Of course, the story’s not all sunshine, roses and cheese-shaped hats.
“When you’re a superstar on the level that Brett was, there probably wasn’t a lot he couldn’t get away with when he was in Wisconsin,” Green Bay Press Gazette writer Dylan Tomlinson recalls. “There was a lot of womanizing going on early in his career here, and if you follow the team around for five years like I did, you see certain things. When his wife Deanna was going through chemotherapy for breast cancer, my editor pulled me aside and said ‘I want you to write a story about Brett Favre the family man’, and I was like… ‘yeah, I don’t write fiction’. People would do anything for 30 seconds of his time, and when that’s your life for fifteen years, you get a distorted view of what reality is.”
Here, we jump to Jenn Sterger. In a story familiar to anyone who spent time on the sports internet in the mid-aughts, we revisit how Sterger rocketed to viral fame while a student at Florida State University. During a nationally-televised game between FSU and Miami, ABC’s cameras honed in on a bikini-top-and-cowboy-hat clad Sterger on the sideline, drawing the leering praise of commentator Brent Musberger. Sports sites like Deadspin turned Sterger into an overnight celebrity, and appearances in Playboy and Maxim followed. “No shade–I played the game,” Sterger recalls. “It totally changed my life.“ She parlayed this fame into a web show with Sports Illustrated, and a nascent career in sports media. “I wanted to be Erin Andrews or Suzy Kolber.”
By 2008, Sterger had taken a job with the New York Jets as a gameday host, and that’s where her arc intersected that of Favre, who’d left Green Bay for the New Jersey Meadowlands. Favre took an immediate interest in Sterger, one that quickly turned to harassment, including sending the 25-year-old Sterger unsolicited nude photos.
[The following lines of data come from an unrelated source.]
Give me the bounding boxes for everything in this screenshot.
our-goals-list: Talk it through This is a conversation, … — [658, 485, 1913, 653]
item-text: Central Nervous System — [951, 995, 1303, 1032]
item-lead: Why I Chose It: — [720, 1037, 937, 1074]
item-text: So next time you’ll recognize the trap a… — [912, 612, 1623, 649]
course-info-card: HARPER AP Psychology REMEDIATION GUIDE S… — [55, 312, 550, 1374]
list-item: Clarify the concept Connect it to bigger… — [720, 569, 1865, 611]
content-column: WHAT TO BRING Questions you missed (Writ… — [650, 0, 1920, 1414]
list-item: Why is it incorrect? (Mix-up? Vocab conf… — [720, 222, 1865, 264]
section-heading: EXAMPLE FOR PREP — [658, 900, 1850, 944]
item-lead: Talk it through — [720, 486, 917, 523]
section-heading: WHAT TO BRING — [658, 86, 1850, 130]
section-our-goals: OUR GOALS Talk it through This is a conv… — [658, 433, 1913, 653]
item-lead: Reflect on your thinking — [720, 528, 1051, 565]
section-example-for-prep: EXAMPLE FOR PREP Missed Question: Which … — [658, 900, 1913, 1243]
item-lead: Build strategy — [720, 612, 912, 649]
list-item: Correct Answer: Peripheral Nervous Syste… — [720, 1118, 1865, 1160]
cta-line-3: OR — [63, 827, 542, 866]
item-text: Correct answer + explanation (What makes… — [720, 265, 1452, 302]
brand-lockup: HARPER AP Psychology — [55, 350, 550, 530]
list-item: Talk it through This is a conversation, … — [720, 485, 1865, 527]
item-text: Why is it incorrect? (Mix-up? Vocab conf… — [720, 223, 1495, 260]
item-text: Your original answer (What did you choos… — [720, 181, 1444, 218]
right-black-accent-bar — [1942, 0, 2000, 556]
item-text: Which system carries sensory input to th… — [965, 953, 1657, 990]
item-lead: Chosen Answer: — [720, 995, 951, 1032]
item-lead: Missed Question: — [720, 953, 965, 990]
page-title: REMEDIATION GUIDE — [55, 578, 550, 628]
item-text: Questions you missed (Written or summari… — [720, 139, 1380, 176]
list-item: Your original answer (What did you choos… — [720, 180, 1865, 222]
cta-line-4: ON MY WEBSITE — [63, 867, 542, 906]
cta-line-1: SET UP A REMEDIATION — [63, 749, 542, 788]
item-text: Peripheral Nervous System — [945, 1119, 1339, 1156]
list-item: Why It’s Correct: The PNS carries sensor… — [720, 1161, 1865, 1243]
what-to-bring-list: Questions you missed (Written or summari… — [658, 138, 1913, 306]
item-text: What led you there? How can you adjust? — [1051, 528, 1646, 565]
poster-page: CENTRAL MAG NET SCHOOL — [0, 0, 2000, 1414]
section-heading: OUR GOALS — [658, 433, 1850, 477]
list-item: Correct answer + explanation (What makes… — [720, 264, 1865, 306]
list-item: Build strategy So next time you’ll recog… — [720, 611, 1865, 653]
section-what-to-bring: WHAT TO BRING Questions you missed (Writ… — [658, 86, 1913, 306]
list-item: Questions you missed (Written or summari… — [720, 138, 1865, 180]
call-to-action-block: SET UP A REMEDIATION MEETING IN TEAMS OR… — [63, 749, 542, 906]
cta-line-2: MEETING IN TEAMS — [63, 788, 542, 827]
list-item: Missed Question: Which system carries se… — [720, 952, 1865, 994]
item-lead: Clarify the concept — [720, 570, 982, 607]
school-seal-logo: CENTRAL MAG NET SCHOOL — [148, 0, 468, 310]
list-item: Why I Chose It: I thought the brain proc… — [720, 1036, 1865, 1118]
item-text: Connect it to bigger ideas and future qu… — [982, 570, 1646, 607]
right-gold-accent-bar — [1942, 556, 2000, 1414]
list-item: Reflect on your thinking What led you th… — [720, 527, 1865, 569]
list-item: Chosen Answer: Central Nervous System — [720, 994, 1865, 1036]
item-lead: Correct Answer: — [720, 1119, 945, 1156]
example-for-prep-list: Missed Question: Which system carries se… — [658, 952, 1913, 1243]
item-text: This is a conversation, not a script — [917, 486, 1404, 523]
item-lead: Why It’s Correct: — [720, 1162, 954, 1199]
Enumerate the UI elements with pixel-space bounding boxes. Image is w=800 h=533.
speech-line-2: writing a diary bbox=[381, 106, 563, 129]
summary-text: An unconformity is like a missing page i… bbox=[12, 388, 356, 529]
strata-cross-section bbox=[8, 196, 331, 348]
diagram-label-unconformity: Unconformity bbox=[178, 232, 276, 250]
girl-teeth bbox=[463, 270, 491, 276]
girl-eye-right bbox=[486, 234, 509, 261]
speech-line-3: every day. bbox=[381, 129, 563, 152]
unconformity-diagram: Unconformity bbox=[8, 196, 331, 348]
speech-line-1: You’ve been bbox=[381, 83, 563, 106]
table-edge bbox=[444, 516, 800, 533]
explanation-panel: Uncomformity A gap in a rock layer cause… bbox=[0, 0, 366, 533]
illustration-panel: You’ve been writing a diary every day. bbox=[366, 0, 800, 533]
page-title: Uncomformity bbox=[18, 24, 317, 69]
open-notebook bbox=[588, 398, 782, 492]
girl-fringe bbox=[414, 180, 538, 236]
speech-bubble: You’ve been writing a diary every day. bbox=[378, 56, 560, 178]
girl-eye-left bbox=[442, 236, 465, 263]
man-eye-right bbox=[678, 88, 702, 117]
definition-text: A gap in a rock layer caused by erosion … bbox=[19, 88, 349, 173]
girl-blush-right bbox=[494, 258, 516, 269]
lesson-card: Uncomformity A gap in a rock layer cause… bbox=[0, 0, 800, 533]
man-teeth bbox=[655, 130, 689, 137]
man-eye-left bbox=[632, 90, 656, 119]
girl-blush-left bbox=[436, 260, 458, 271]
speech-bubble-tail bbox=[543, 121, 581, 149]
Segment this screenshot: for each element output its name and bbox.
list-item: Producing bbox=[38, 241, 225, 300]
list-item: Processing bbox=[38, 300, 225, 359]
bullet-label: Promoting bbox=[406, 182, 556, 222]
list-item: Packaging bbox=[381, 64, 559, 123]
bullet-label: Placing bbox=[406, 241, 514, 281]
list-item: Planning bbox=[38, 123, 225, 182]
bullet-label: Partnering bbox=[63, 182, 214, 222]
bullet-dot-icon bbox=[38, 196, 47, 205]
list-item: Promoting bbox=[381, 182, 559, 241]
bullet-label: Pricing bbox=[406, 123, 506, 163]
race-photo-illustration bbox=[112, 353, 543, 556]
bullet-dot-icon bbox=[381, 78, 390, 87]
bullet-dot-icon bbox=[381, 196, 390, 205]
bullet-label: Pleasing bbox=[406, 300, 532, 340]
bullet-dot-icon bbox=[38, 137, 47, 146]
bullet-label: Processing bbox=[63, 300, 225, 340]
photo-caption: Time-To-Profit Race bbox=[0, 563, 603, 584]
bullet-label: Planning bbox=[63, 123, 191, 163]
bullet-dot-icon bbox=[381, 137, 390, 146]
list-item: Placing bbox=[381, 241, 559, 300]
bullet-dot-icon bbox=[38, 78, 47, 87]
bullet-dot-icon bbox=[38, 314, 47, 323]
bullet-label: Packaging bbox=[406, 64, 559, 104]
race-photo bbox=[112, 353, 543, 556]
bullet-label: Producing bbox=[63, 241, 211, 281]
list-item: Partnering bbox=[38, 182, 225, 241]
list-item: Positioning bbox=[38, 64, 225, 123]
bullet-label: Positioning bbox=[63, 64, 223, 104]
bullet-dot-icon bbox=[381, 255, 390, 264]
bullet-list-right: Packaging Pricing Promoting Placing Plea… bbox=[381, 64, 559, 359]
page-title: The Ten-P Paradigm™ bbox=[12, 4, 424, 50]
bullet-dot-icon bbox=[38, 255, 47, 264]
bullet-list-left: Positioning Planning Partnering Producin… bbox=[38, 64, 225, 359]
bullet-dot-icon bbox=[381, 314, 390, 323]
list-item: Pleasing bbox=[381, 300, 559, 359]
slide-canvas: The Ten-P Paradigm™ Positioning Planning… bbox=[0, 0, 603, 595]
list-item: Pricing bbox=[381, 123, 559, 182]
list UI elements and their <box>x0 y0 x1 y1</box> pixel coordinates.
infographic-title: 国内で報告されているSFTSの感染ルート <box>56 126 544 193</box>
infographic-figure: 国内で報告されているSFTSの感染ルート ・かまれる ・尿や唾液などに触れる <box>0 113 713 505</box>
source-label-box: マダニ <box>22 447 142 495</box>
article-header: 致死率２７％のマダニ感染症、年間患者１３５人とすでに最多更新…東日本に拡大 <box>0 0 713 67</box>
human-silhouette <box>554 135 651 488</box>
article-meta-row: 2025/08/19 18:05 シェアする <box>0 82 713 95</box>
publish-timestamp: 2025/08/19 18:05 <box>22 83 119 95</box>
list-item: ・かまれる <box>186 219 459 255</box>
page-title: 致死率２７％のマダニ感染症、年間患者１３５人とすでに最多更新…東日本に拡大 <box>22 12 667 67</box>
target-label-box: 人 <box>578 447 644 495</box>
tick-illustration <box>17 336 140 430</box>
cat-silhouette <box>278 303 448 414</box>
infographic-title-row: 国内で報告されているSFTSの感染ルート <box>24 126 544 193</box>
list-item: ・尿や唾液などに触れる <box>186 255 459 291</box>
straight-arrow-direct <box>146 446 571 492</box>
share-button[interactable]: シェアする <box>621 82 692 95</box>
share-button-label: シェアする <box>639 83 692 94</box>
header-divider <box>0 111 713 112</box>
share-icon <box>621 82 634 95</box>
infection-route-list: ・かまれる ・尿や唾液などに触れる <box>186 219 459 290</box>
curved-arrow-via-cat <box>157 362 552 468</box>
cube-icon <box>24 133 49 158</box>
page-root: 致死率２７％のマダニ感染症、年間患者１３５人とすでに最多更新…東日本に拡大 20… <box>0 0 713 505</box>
The story was later broken wide (against Sterger’s wishes) by Deadspin, leading to the first of multiple image-tarnishing scandals for Favre–and for a personal and career hell for Sterger.
“It’s ironic that the site that was so paramount in creating me would ultimately be the site that destroyed my life,” Sterger recalls with apparent (and justifiable) bitterness. “My life was ruined, and he went to the Hall of Fame.”
If you think that’s all the fall in The Fall of Favre, though, just wait: there’s more!
The back third of the documentary gets into Favre’s alleged embezzlement of Mississippi welfare funds. By that time, though, you should already have a pretty well-formed image of the guy that Brett Favre really is.
Our Call: STREAM IT. You might be aware of the broad strokes of Brett Favre’s fall from grace, but The Fall of Favre puts it in sharp detail.